To investigate if non-stressful conditions affect the relationship between sympathetic arousal and dexterous performance in surgical training, we developed a 5-week informal training regimen where subjects had to perform two standardized microsurgical tasks in randomized order. The tasks were cutting and suturing. Inexperienced allopathic students interested in surgical careers were contacted for voluntary participation in our educational study, which had no repercussion in case of subpar performance.

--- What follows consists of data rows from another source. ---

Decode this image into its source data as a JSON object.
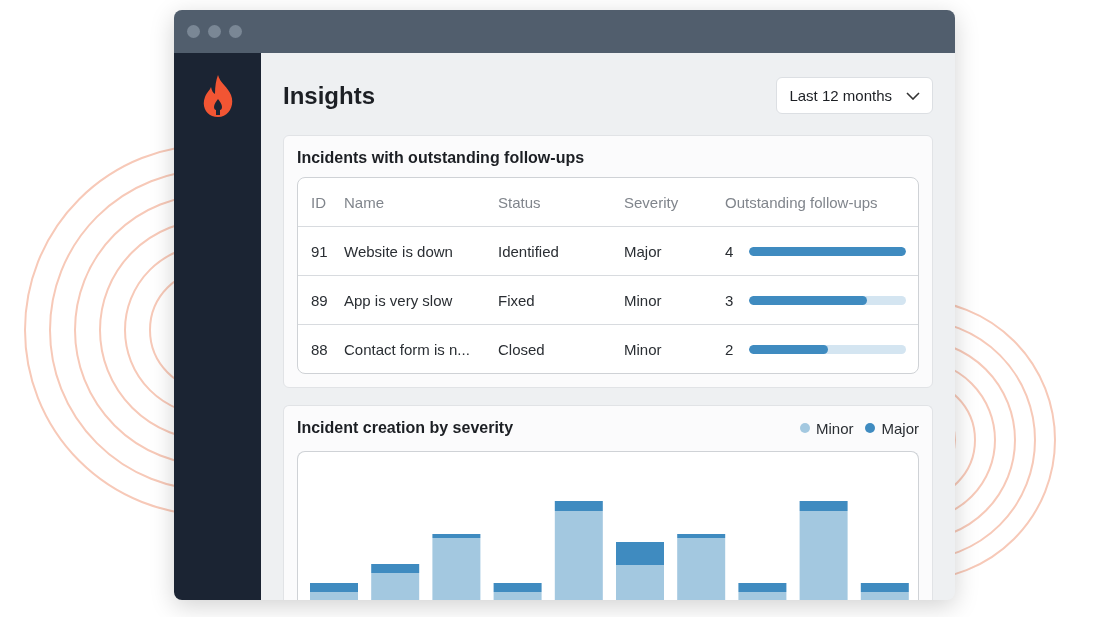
{
  "page": {
    "title": "Insights",
    "period_dropdown": {
      "value": "Last 12 months"
    }
  },
  "followups_card": {
    "title": "Incidents with outstanding follow-ups",
    "columns": [
      "ID",
      "Name",
      "Status",
      "Severity",
      "Outstanding follow-ups"
    ],
    "rows": [
      {
        "id": "91",
        "name": "Website is down",
        "status": "Identified",
        "severity": "Major",
        "count": "4",
        "level": 1.0
      },
      {
        "id": "89",
        "name": "App is very slow",
        "status": "Fixed",
        "severity": "Minor",
        "count": "3",
        "level": 0.75
      },
      {
        "id": "88",
        "name": "Contact form is n...",
        "status": "Closed",
        "severity": "Minor",
        "count": "2",
        "level": 0.5
      }
    ]
  },
  "severity_card": {
    "title": "Incident creation by severity",
    "legend": [
      {
        "label": "Minor",
        "color": "#a3c8e0"
      },
      {
        "label": "Major",
        "color": "#3f8bc0"
      }
    ]
  }
}
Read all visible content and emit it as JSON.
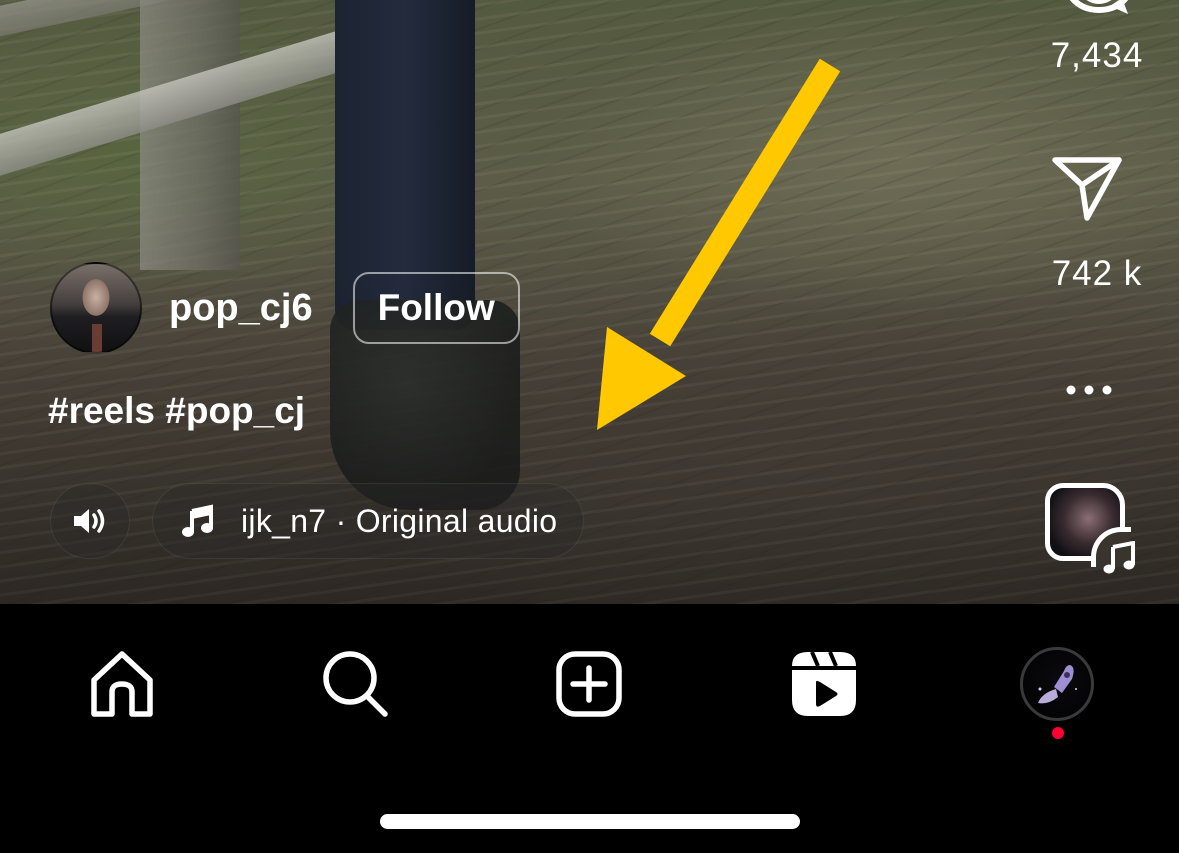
{
  "reel": {
    "author": {
      "username": "pop_cj6",
      "follow_label": "Follow"
    },
    "caption": "#reels #pop_cj",
    "audio": {
      "label": "ijk_n7 · Original audio"
    },
    "actions": {
      "comments_count": "7,434",
      "shares_count": "742 k"
    }
  },
  "icons": {
    "comment": "comment-icon",
    "share": "paper-plane-icon",
    "more": "more-horizontal-icon",
    "sound": "speaker-icon",
    "music_note": "music-note-icon",
    "audio_thumbnail": "audio-thumbnail"
  },
  "annotation": {
    "type": "arrow",
    "color": "#FFC800"
  },
  "nav": {
    "items": [
      {
        "name": "home",
        "icon": "home-icon"
      },
      {
        "name": "search",
        "icon": "search-icon"
      },
      {
        "name": "create",
        "icon": "plus-square-icon"
      },
      {
        "name": "reels",
        "icon": "reels-icon"
      },
      {
        "name": "profile",
        "icon": "profile-avatar"
      }
    ],
    "notification_dot_color": "#FF0033"
  },
  "colors": {
    "text": "#FFFFFF",
    "nav_background": "#000000",
    "arrow": "#FFC800"
  }
}
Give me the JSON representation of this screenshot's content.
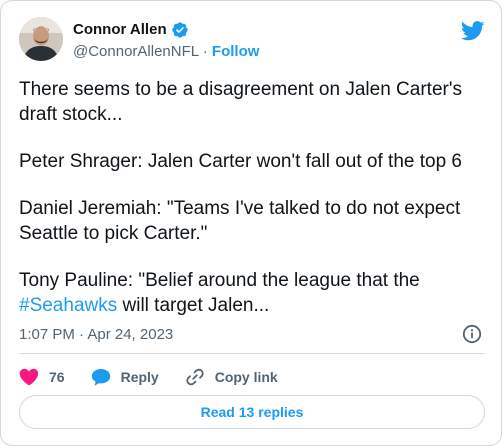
{
  "author": {
    "name": "Connor Allen",
    "handle": "@ConnorAllenNFL",
    "separator": "·",
    "follow_label": "Follow"
  },
  "tweet": {
    "paragraph1": "There seems to be a disagreement on Jalen Carter's draft stock...",
    "paragraph2": "Peter Shrager: Jalen Carter won't fall out of the top 6",
    "paragraph3": "Daniel Jeremiah: \"Teams I've talked to do not expect Seattle to pick Carter.\"",
    "paragraph4_before": "Tony Pauline: \"Belief around the league that the ",
    "hashtag": "#Seahawks",
    "paragraph4_after": " will target Jalen..."
  },
  "meta": {
    "timestamp": "1:07 PM · Apr 24, 2023"
  },
  "actions": {
    "like_count": "76",
    "reply_label": "Reply",
    "copy_link_label": "Copy link"
  },
  "footer": {
    "read_replies_label": "Read 13 replies"
  },
  "colors": {
    "brand_blue": "#1d9bf0",
    "like_pink": "#f91880",
    "secondary_text": "#536471"
  },
  "icons": [
    "verified-badge-icon",
    "twitter-bird-icon",
    "info-icon",
    "heart-icon",
    "reply-bubble-icon",
    "link-icon"
  ]
}
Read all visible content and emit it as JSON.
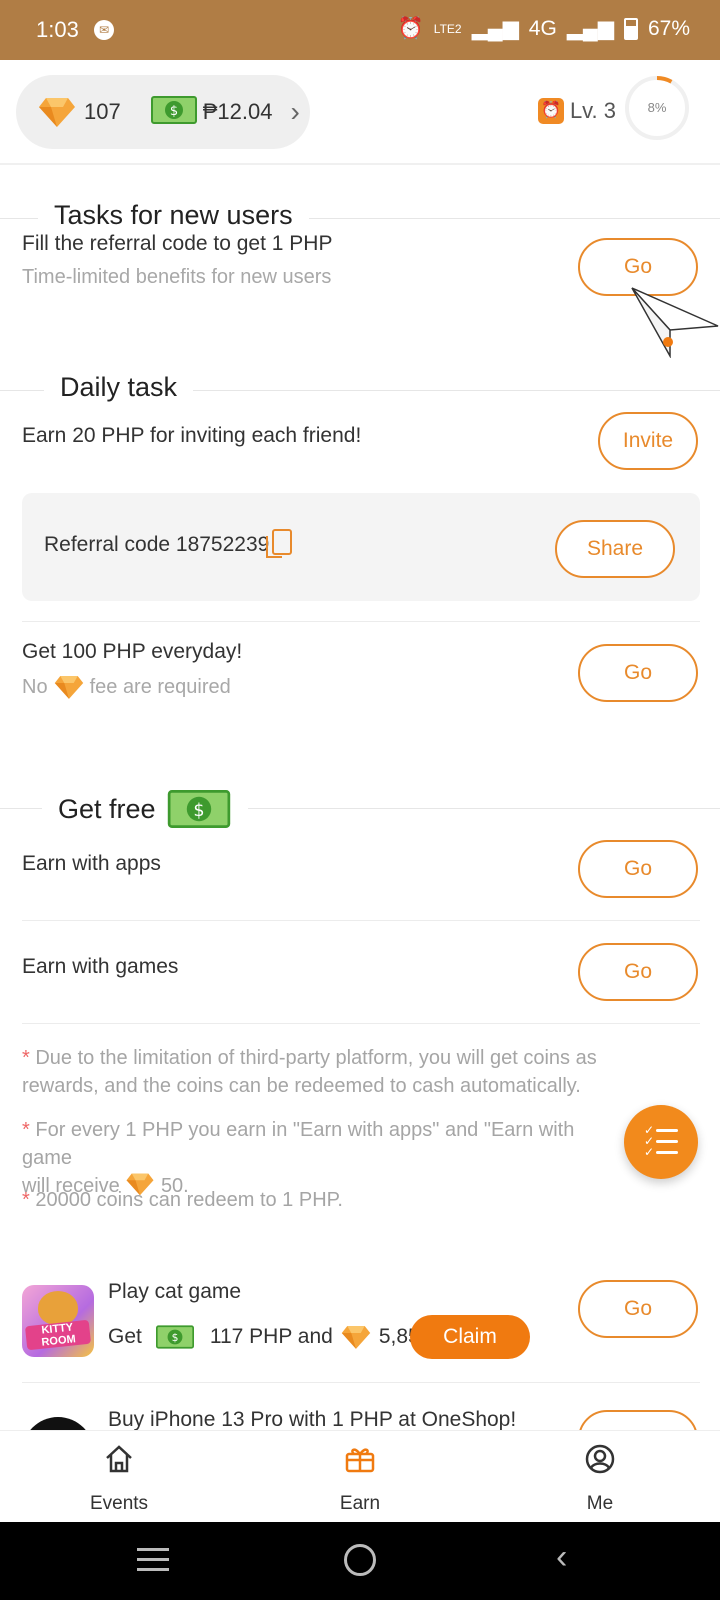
{
  "status_bar": {
    "time": "1:03",
    "network": "4G",
    "lte": "LTE2",
    "battery": "67%"
  },
  "header": {
    "gem_count": "107",
    "cash_amount": "₱12.04",
    "level": "Lv. 3",
    "progress_percent": "8%",
    "progress_value": 0.08,
    "accent_color": "#f08a24"
  },
  "sections": {
    "new_users": {
      "title": "Tasks for new users",
      "task_title": "Fill the referral code to get 1 PHP",
      "task_sub": "Time-limited benefits for new users",
      "button": "Go"
    },
    "daily": {
      "title": "Daily task",
      "invite_text": "Earn 20 PHP for inviting each friend!",
      "invite_button": "Invite",
      "referral_label": "Referral code 18752239",
      "share_button": "Share",
      "everyday_title": "Get 100 PHP everyday!",
      "everyday_sub_pre": "No",
      "everyday_sub_post": "fee are required",
      "everyday_button": "Go"
    },
    "free": {
      "title": "Get free",
      "apps_label": "Earn with apps",
      "apps_button": "Go",
      "games_label": "Earn with games",
      "games_button": "Go"
    }
  },
  "notes": {
    "note1": "Due to the limitation of third-party platform, you will get coins as rewards, and the coins can be redeemed to cash automatically.",
    "note2_pre": "For every 1 PHP you earn in \"Earn with apps\" and \"Earn with game",
    "note2_line2_pre": "will receive",
    "note2_line2_post": "50.",
    "note3": "20000 coins can redeem to 1 PHP.",
    "star": "*"
  },
  "offers": {
    "cat_game": {
      "title": "Play cat game",
      "get": "Get",
      "php": "117 PHP and",
      "coins": "5,850",
      "claim": "Claim",
      "button": "Go",
      "icon_text": "KITTY ROOM"
    },
    "oneshop": {
      "title": "Buy iPhone 13 Pro with 1 PHP at OneShop!"
    }
  },
  "bottom_nav": {
    "events": "Events",
    "earn": "Earn",
    "me": "Me"
  }
}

This informal microsurgical training module yielded strong educational results, with subjects (n = 15) exhibiting remarkable improvement in surgical proficiency and speed during the 5-week practice period (Figs 3 and 4). The physiologically measured distress in the form of sympathetic arousal, \({\rm{\Delta }}(\overline{PP})\), was moderate and unchanged throughout the five training sessions; it was not a factor in proficiency performance. The psychometrically measured distress in the form of SAI scores, was in agreement with the physiological indicator. When we replaced proficiency score with mean subtask time (i.e., speed of execution) as the measured outcome, we were able to replicate nearly all statistical associations in the respective models.

Figure 3
figure 3

Proficiency score distributions for cutting and suturing, stratified by session number. The numbers in red are the p values of the tests against the base session (Session 1) carried out per Eq. 1.

Figure 4
figure 4

Mean subtask time distributions for cutting and suturing, stratified by session number. The numbers in red are the p values of the tests against the base session (Session 1) carried out per Eq. 3.

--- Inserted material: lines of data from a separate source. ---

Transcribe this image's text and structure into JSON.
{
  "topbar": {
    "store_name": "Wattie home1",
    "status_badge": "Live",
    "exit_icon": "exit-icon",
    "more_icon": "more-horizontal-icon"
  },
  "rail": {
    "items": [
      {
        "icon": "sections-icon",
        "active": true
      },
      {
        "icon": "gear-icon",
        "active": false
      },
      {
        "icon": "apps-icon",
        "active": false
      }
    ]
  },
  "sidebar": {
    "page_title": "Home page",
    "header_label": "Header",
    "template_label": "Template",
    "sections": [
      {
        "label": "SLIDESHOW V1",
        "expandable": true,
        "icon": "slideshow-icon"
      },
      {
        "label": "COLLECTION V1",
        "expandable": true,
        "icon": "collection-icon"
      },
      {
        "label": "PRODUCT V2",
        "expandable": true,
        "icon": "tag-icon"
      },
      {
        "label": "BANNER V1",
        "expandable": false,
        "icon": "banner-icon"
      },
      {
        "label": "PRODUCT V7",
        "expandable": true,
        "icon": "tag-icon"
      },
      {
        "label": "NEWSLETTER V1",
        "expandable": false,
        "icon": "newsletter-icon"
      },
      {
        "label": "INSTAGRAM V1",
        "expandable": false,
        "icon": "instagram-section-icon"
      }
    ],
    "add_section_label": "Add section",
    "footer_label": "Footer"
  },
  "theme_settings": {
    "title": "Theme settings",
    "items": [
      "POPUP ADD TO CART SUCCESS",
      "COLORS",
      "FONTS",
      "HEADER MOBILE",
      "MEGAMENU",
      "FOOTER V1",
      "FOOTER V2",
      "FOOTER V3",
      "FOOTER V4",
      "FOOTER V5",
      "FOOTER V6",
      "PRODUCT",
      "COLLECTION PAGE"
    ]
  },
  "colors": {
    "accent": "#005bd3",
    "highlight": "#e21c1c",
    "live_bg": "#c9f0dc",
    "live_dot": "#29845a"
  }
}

In contradistinction to the moderate stress levels and rapid learning results in the present study, previous studies1,2,3 reported high stress levels in surgical trainees and slow learning processes. The main factor that sets the current study apart from these other studies is the educational context. In prior studies, researchers shadowed surgical residents during their mandatory training. In this study, young surgery enthusiasts rather than novice surgeons took up surgical training as hobby.

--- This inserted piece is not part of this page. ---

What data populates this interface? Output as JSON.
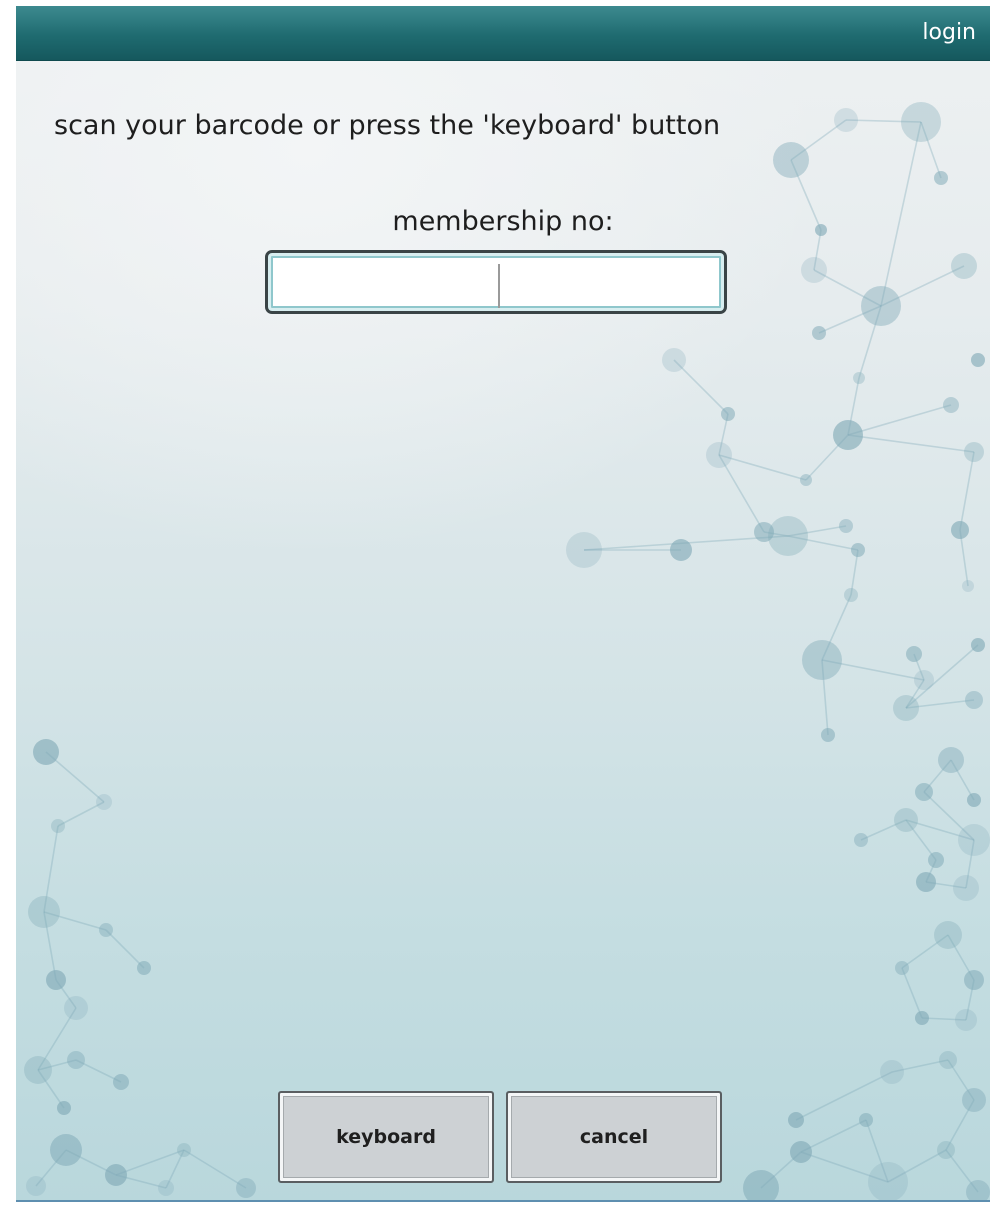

Hence, it appears that by removing exogenous stress factors, associated with the notoriously competitive and harsh lifestyle of surgery residencies, stress levels during inanimate surgical training plummet. The inherently challenging nature of standardized surgical tasks does not produce overwhelming arousal responses as a stand-alone factor. The residual arousal levels of moderate intensity allow dexterous skill acquisition to flourish.

What is of immense interest is the likely mechanism though which surgical training accelerates under relaxed environmental conditions. As it is reported by Pavlidis et al.1, high stress levels during formal surgical training precipitate fight-or-flight responses, which manifest as fast action (i.e., high speed). In the absence of experience, these fast actions contribute to high error rates (thus, low proficiency scores), spawning a vicious cycle that hampers dexterous skill acquisition. The moderate arousal levels in the current study design, apparently suppress fight-or-flight responses, enabling the trainees to start with low speeds (Fig. 4) that are appropriate for their level of expertise. This facilitates progress towards a lower error rate - thus, higher proficiency scores - (Fig. 3), locking the trainee on a positive reinforcement loop rather than a negative one.

It is worth noting that most of the previous studies focused on inanimate laparoscopic training, while the present study is centered on inanimate microsurgical training. While both forms of surgery are technically challenging21 and feature similar standardized tasks, they also have some differences. One key difference is the use of loupes versus endoscopic cameras for visual guidance. Hence, a question arises about the extent to which the type of surgery affects dexterous behaviors. Harwell et al.22 showed that human distress in the form of physiological tremor is inversely related to microsurgical proficiency - a finding that confirms microsurgery is no different than laparoscopy when it comes to sympathetic effects on novices1. In this respect, the results of our study are relevant to surgical training in general, and signal the need for a radical rethinking of educational norms and practices.